I have absolutely no idea of what learning process social interaction facilitates, but I can give you at least a really silly example of what sort of thing you do get when learning something from a person with more experience on the given subject. Everybody has seen at some point the basic expressions for the maximum and the minimum of two given real numbers $a, b \in \mathbb{R}$, say $max(a, b) = \dfrac{a + b + |a - b|}{2}$ and $min(a, b) = \dfrac{a + b - |a - b|}{2}$. I had always found it hard to remember the formulas. Well at one time I just realized that both formulas are completely obvious if you think of them as saying that for instance, if you want to get $max(a, b)$ then you just need to first step on the mid-point between $a, b$, which is $\dfrac{a + b}{2}$ and then you just have to "walk" from there half the distance between $a, b$ which is $\dfrac{|a - b|}{2}$ and similarly for the $min(a, b)$.
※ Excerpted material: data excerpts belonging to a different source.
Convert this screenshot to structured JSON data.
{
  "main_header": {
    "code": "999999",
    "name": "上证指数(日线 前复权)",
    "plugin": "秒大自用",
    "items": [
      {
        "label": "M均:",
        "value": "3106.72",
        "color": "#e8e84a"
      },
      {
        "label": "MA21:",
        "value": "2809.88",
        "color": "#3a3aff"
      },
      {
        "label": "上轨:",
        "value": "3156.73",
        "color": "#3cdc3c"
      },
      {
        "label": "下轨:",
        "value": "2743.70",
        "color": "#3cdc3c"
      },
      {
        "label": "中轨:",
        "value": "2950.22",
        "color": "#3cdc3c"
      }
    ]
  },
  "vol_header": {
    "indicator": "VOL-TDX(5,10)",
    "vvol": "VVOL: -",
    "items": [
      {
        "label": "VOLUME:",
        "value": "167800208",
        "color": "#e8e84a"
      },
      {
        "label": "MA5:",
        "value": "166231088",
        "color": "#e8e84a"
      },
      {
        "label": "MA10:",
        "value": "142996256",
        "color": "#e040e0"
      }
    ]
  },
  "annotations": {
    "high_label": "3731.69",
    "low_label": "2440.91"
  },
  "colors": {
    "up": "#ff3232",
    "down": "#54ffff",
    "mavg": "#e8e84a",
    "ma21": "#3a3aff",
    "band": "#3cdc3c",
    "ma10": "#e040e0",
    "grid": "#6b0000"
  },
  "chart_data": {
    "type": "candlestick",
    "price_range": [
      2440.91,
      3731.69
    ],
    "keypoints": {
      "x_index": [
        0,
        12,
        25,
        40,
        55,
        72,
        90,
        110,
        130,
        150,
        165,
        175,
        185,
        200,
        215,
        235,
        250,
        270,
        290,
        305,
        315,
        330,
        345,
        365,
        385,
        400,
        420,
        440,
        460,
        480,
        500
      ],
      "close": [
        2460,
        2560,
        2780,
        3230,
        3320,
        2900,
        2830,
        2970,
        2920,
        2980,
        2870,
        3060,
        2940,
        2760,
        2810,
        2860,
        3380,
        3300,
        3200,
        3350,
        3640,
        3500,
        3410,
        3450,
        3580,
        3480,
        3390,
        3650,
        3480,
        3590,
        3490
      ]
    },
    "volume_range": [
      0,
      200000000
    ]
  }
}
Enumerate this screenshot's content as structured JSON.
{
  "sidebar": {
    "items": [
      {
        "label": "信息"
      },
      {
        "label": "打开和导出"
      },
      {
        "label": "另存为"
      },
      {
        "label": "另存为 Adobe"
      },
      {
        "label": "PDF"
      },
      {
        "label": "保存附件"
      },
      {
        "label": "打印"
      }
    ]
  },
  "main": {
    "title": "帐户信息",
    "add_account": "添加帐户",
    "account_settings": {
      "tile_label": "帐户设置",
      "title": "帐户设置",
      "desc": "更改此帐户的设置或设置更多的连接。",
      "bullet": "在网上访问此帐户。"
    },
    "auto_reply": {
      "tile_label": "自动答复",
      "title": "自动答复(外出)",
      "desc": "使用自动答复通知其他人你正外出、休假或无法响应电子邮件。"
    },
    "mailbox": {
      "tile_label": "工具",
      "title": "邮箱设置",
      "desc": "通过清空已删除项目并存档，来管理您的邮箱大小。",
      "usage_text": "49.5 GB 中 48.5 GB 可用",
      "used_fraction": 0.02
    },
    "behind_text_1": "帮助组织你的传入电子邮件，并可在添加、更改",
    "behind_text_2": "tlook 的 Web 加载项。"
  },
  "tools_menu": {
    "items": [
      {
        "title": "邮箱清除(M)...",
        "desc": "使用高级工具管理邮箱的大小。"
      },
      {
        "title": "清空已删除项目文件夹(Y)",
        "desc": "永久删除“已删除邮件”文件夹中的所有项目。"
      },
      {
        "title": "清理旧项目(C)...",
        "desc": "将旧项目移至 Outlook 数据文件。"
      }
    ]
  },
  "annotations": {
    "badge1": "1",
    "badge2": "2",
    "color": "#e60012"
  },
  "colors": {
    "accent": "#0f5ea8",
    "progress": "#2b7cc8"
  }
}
So at some point the chance came that a friend of mine needed to use one of this formulas and he said, "Oh but I don't remember exactly how they were". So I explained to him what I just said and he told me that he had never seemed them that way and that now he was sure he will not forget them.
My point is that this is exactly what you can get from an expert or from someone who has already thought about what you are learning at the moment, the hands on experience and the insight they have is what is most precious about this social interaction you refer to, it can give you the necessary ideas that you may not get from reading a book. You'll usually get more from this than what you get from a book or a paper. Obviously everything complements the other part so of course you can't expect to "be like Grothendieck" and learn everything directly from other people and you'll have to start taking the math from books, papers, wikipedia, etc. In a way I think of this as an aid in connecting the ideas I get from reading a book.